新潟市長選は10月14日告示、同28日投開票だ。
今のところ、4名が立候補を予定しているとのことだが、今回の選挙の焦点は保守系2候補吉田と中原(以下、敬称略)の一本化ができるかどうかであった。どちらを自民党が推薦するか注目されたが、どちらも立候補への意思は硬く自民党の推薦は見送られた。これで保守系は分裂選挙となる。
新潟市長選だけでなく、すべての選挙には被選挙権を持つものであれば誰もが等しく立候補する権利がある。それを踏まえた上で、保守系2候補の選挙戦略を中心に考えてみたい。
候補予定者同士の意地の張り合いは漁夫の利を与えてしまうということは誰もがわかっていることなのだが、なぜ、かくも愚かなことになったのだろうか。特に新潟は形勢次第では野党系議員が当選する土地柄だ。新潟市に限って言えば、保守安泰ではない。前回知事選の新潟市の得票数を見てみても決して楽勝ではない。ましてや、現職ではなく新人候補予定者という実績のない者同士のどんぐりの背比べの様相なのである。4候補乱立の中で僅かでも得票が多い者が選挙戦を制する。この二人は前々回の新潟知事選や前回の参院選の結果をわかったうえで臨んでいるのだろうか。
確かに、我こそは次期市長選保守系候補と満を持して準備を進めてきた吉田には同情の余地がある。
参議院1期6年を務めた中原は、一昨年定数見直しで改選2から1に減った参院新潟選挙区で森ゆうこに敗れたばかりか、昨年の衆院選でも落選している。行き場を失った中原は、参議院から衆議院そして新潟市長選と手あたり次第立候補している。ついこないだまで国政の場にいた中原が新潟市長選に立候補する大義はあずかり知らぬところだが、吉田にしてみれば誠に迷惑な話である。
この二人の政治姿勢は今期で引退する篠田現市長に対しては概ね敵対的である。篠田市長にしてみれば、この二人を自らの後継候補にしたくはないだろう。現職在任期間中の市財政の悪化に対しては批判が多く、それを立候補予定者として声高に指弾するのも理解できる。だが、現職が次回市長選に立候補するのならともかく、引退する現職を相手に刀を振りかざしたところで自らが当選するための集票には素振り程度の効果しかないのではないだろうか。もっとも、今さら現職に対して無節操に「よろしく」とも言えないのも事実だが。

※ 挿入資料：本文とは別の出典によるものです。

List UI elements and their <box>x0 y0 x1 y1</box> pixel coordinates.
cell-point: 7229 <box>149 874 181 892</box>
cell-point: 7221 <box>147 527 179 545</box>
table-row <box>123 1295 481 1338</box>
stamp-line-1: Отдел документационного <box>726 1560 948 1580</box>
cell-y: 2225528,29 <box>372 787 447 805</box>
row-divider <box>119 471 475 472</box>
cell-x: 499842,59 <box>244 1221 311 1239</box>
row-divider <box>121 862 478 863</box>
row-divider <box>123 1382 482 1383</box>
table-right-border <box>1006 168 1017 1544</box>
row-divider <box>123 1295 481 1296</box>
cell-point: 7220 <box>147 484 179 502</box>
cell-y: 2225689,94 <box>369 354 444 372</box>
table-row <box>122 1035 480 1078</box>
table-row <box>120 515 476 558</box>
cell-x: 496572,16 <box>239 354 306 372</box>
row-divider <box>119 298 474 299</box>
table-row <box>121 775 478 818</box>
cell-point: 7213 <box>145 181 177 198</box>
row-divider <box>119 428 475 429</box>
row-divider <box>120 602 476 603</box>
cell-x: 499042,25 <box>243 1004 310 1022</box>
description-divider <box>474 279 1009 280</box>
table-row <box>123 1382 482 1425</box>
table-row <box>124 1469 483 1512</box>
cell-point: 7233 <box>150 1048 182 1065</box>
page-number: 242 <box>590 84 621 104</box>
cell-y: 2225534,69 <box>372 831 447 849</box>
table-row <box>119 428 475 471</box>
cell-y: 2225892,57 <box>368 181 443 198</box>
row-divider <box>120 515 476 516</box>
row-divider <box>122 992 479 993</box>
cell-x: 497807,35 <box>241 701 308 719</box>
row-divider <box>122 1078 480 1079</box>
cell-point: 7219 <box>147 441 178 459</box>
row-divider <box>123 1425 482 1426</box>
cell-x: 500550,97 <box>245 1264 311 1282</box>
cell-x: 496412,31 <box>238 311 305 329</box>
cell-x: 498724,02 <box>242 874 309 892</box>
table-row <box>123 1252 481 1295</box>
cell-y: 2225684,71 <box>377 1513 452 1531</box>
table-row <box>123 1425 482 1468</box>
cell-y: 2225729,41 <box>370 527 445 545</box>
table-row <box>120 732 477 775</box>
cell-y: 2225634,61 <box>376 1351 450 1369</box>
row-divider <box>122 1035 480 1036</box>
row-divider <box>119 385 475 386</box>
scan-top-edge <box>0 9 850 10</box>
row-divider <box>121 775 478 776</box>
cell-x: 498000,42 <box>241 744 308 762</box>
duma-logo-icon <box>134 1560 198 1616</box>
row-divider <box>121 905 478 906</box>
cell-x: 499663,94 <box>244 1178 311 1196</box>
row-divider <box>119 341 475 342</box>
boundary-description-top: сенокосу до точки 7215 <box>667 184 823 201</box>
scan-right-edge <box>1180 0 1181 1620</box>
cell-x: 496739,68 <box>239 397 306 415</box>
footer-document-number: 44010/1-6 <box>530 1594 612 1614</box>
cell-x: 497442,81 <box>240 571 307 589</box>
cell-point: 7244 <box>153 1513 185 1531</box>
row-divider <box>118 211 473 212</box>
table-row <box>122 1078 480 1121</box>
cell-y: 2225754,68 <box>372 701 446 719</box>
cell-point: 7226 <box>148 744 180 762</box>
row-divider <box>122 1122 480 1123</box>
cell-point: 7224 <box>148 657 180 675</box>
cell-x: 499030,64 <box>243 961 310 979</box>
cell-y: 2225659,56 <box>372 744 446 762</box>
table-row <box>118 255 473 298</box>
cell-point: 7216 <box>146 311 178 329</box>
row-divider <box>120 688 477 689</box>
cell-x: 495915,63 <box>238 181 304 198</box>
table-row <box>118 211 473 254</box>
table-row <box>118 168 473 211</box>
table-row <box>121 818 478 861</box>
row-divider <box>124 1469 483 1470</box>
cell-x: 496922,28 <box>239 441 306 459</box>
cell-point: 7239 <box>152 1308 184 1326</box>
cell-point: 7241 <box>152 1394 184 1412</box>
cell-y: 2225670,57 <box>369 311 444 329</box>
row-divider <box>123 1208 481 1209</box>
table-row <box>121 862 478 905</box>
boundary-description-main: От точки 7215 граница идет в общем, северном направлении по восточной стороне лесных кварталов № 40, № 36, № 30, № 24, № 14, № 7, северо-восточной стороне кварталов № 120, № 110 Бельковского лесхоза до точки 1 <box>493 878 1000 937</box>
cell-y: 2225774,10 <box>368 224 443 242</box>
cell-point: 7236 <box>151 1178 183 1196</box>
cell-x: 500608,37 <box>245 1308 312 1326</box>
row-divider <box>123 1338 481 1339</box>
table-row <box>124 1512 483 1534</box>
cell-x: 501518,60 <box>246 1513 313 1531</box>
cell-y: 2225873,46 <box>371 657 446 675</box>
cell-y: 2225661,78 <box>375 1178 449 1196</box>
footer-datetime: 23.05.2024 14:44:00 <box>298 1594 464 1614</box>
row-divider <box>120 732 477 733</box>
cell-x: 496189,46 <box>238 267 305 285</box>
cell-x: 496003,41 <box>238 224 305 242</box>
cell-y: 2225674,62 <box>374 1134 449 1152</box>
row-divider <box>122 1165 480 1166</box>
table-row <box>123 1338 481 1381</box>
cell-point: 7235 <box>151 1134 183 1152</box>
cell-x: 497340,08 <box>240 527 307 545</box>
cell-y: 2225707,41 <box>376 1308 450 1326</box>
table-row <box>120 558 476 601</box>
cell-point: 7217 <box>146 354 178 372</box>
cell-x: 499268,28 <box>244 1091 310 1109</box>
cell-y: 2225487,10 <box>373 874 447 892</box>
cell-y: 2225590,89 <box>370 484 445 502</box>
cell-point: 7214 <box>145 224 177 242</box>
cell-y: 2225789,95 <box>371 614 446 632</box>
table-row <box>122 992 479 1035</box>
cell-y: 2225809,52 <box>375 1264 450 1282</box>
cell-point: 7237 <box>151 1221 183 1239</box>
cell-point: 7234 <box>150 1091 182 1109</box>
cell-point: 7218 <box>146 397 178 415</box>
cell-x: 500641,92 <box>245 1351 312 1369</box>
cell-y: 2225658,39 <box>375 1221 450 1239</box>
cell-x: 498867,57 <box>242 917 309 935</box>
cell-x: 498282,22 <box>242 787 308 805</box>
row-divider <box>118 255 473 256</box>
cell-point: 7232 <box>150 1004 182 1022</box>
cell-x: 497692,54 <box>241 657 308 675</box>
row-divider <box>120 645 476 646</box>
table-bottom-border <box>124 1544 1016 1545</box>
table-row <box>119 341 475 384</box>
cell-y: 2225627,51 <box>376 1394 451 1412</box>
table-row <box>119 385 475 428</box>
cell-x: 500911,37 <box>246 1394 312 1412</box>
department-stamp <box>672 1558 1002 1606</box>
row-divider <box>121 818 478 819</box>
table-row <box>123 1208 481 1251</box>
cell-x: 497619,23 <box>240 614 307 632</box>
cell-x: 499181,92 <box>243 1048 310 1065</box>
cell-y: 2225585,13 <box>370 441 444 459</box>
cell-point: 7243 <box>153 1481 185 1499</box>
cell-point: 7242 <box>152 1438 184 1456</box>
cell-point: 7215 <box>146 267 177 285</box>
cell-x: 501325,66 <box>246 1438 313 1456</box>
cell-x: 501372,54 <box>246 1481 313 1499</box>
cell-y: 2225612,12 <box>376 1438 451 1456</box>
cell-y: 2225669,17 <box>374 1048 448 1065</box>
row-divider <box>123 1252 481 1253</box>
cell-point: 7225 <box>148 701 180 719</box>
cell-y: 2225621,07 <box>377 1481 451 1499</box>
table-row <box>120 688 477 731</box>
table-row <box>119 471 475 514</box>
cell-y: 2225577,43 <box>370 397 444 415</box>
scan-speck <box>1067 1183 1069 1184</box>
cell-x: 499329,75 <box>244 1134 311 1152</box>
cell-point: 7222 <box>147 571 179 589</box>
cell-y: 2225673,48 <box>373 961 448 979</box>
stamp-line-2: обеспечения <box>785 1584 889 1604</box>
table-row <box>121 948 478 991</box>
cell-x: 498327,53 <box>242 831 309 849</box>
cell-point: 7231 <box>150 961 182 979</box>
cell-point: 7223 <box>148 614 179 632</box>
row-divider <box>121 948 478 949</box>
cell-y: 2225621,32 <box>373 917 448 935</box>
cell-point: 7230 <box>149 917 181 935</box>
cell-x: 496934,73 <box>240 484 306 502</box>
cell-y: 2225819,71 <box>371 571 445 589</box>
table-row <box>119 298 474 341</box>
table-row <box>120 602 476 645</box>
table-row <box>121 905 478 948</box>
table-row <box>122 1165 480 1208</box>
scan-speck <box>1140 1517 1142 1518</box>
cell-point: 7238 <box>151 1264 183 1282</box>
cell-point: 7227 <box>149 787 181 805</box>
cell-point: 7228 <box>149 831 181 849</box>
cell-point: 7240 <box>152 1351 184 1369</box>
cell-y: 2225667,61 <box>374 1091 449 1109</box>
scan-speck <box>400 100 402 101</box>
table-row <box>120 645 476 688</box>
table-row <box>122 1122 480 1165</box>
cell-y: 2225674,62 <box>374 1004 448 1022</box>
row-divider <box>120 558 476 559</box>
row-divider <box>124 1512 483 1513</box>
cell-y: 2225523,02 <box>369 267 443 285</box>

現職の市政執行には賛否両論あるにせよ、引退する現職の後継候補として現職支持票をごっそりいただいた方が選挙戦術的には優っている。現に北区長だった飯野が現職の後継との指名を受け、一部地元財界の支持を集めていることは注目すべきだ。件の保守系2候補にしてみれば痛手としか言いようがない。
自民党県連の調整力の無さが今回の保守系分裂選挙をもたらしたのは事実だが、自民党にしてみれば新人4候補乱立の中で突出した知名度を持つ者がいない現状においては、無理をしてでも推薦しようという動機が乏しいというのがホンネなのかも知れない。さらには、推薦されなかった候補の支持者が自民党離れを起こすなど組織的に禍根を残す懸念さえある。
野党統一候補である小柳が当選すれば話は別だが、残りの3候補のうち誰が当選しても後からそっと歩み寄って勝ち馬に乗った方が現実的とも思える。そんな自民党の姿勢が透けて見える選挙になりそうだ。自民党の影響力行使は当選してからでも遅くはないということだろう。今の段階で推薦を決め込んだ候補が仮に落選したとしたら、それこそ自民党にとっては今後の国政選挙にも影響しかねない。
話は変わるが、BRTについて。
各候補、BRTの廃止や見直しに言及しているが、その代替となる案がいまひとつ見えてこない。
新潟市は郊外の宅地化が進み、それに伴いバス路線を延伸してきた。1路線の運行距離が伸びれば、公道を走るバスは定時性が損なわれるのは当然の結果である。多少の雪でも市内バス路線はそれこそマヒ状態になっていた。
BRT運行開始前の古町は乗客もまばらな郊外からのバスがひしめいていた。これを解消するために、西地区では新潟駅と青山の間をピストン輸送することで、少なくともこの区間の定時性の確保は以前よりも改善されたと思う。青山以遠へは乗り換えが必要ということになるが、今は冬場の乗り残しも減ったように思える。
BRTで議論の余地があるとするならば、各停で運行できない連節バスではないだろうか。高いカネを出した割に当初見込んだ効果がどれほど実現できているものなのか。
いずれにせよ、バス路線は随時見直しをしながら、定期的にダイヤ改正で対応していくしかないのではないだろうか。
政策の重点は、少子高齢化に対応した市民レベルの施策の実行と市財政の再建にある。いつまでも、BRTにかかずらって市政の停滞を招く愚は避けたいところだ。